Tuesday, 11 June 2019

Combinatorics with Blitzstein and Hwang

Also from Blitzstein and Hwang, seven chess matches are played between players A and B.  How many ways can the final result be 4-3 to A?

In doing this question, I am reminded about how almost all of the difficult work in maths questions comes in unpacking the question.  This unpacking is also the act of modelling.  And it isn't easy when you're doing it from scratch.

So my initial thinking was to transform the problem into a counting problem.  We don't need to model B at all here - it can all be done in modelling how A gets those 4 points.  This is because each game has precisely one point to distribute, and that will certainly happen at the end of each game.  So B disappears from the analysis.  This is like the 'degrees of freedom' idea in statistics 

With only seven games, there's no way A could have finished with 4 points without at least one clear victory.  At the other end of chess playing competence is the possibility that A won 4 (and therefore lost 3).  Note also that the number of draws must always be 0 or some multiple of 2.

Now that B has been dispatched, we look at the triplet which is a result.  In general, there are the following four ways that 4-3 can result, were W=A win, D=draw, L=A loss:
  • 1W 6D 0L
  • 2W 4D 1L
  • 3W 2D 2L
  • 4W 0D 3L
Now we can use the 'degrees of freedom' trick one more time.  If you know two elements of this triplet, then you'll know for sure what the third element is.  So we don't need to model three distinct values for D,W and L. We only need two, but which two?

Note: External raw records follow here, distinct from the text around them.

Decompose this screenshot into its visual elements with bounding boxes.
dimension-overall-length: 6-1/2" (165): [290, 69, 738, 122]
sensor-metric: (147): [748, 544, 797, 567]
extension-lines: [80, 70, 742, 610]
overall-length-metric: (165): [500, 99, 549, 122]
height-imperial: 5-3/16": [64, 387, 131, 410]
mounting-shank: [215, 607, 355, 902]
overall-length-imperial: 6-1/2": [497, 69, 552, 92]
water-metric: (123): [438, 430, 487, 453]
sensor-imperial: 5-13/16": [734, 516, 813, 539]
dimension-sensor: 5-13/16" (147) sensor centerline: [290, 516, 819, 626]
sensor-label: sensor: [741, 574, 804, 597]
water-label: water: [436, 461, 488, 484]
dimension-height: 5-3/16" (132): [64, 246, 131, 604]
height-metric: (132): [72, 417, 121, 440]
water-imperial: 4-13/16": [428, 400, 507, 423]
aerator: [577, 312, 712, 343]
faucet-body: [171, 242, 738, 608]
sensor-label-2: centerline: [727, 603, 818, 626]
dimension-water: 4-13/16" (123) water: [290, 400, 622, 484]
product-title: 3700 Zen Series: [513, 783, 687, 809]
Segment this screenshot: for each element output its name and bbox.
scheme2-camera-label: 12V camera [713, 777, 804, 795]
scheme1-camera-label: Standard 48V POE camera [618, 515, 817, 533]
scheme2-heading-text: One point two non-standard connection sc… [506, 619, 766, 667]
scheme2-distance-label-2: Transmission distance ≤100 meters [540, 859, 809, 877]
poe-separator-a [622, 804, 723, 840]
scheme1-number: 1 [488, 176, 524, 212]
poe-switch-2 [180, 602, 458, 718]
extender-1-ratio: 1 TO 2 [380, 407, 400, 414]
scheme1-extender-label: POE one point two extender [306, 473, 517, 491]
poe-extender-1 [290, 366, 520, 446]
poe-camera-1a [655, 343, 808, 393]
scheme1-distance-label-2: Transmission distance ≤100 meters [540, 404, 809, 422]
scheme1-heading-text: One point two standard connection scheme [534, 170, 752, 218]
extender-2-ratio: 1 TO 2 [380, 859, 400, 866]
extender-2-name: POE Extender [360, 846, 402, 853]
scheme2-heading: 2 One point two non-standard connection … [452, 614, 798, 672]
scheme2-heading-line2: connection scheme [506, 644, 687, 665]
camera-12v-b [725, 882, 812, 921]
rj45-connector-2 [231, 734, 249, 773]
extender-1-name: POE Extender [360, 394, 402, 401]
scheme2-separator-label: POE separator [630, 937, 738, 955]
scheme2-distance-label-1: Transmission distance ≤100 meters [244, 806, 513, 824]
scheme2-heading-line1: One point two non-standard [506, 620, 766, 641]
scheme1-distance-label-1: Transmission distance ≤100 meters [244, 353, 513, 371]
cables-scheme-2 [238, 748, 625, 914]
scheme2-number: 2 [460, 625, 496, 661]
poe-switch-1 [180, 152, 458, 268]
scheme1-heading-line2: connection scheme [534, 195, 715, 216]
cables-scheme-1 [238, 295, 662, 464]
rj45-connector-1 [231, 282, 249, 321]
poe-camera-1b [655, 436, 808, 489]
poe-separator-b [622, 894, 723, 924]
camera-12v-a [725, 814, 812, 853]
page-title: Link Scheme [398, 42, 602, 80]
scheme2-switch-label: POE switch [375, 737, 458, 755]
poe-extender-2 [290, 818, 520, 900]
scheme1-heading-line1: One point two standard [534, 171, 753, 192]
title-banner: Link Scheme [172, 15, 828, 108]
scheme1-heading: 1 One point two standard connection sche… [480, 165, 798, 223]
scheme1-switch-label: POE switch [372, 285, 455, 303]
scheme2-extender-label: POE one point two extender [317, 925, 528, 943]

I always prefer to go for smaller numbers, and on that basis, I'd go for W + L.  We shall henceforth model only A's wins and losses, since A's draws are implied.

Now we have a sum of 4 possibilities.  Let's take them one by one. ${7} \choose {1}$  represents all 7 locations where that one win would happen.  We don't have losses since by implication all the six other slots were draws.  So for this sub-case, we're done.  Once we place the  win, we have no more variations to deal with.

  ${{7} \choose {2}} { {5} \choose {1}}$ represents first how we can distribute two wins among the seven games, then when that's done we have 5 unfilled slots which we need to drop one loss into.  We multiply those two together (choices multiply).

Similarly,   ${{7} \choose {3}} { {4} \choose {2}}$ represents 3W + 2L.  And finally   ${{7} \choose {4}} { {3} \choose {3}}$ represents the case where we drop in four wins, then all remaining slots contain the full set of 3 losses.

The final answer to the question is: ${{7} \choose {1}} + {{7} \choose {2}} { {5} \choose {1}}  + {{7} \choose {3}} { {4} \choose {2}} + {{7} \choose {4}} { {3} \choose {3}}$

R thinks this amounts to 357 different possible ways to arrive at a 4-3 result for A.


Sunday, 9 June 2019

MISSISSIPPI scramble

How many ways are there, Blitzstein and Hwang ask, to permute the word Mississippi?  There are two approaches.  Broadly, we're in the 'naive probability' world where all possibilities are equally likely, so counting methods are going to be useful.

First, and this is generally a good strategy, we give all 11 letters a unique identity.  That is to say, the first s must be thought of as distinct to the second, third and fourth, and so on.  This is analogous to understanding that when you throw a pair of dice, logically there's always a first and second identity for each die. 

There are $11!$ ways (39,916,800) to permute the 11 'distinct' letters (multiplication rule, based on sampling without replacement).  That's more ways than there are actual people currently residing in Mississippi:

Looks like it would take another 500 years, at the current rate of population growth, before we'd run out of basic ways of sharing all the permutations of Mississippi with its inhabitants.

But at this point we want to throw away (divide out) certain permutations.  From a schoolteacher point of view, wherever those four s's landed up, we don't care about their particular order now.  In other words, we're making the conscious decision to consider an s like any other s.  And an i like any other i.  And a p like any other p.  A kind of homogenisation.  The m stands unique and proud at the head of the word.  But in terms of permutations, the m is the unmodelled case, since, when you've decided how to fill the 10 other slots using all your s's, i's and p's, then the m just has to go where it is told.  What a come down - tables turned on the m.

There are four s's, and four i's.  And we need to know how much not to care about their order.  If we did care for their order, then we could permute them $4!$ ways.  Similarly there are $2!$ orderings of p.  So we want to throw away in total  $4!4!2!$ of the $11!$, meaning that the 'schoolteacher's answer' (were all letters are considered homogeneous) is $\frac{11!}{4!4!2!}$.

The second solution is to break it down into 3 sections, each with a binomial 'n chose k' element.
Let's start with the s.  We have 11 slots and 4 of them.  So $11 \choose 4$.  Using the multiplication rule, you then could drop your 4 i's into any of the remaining 7 slots, $7 \choose 4$ and finally our two p's can take up any of the three remaining slots, $3 \choose 2$.  Again, m is the unmodelled, bossed about letter who must take the last slot, wherever that is.  

So,  it must be the case that $11!/4!4!2! = {11 \choose 4}{7 \choose 4}{3 \choose 2}$.

What does R have to say about that?




It agrees, and gives us the final (schoolteacher's) answer, 34,650 versus the 'radical identity' answer of 39,916,800.

So perhaps we could give the school teacher permutations just to the Hispanic residents (excluding Puerto Ricans, sorry).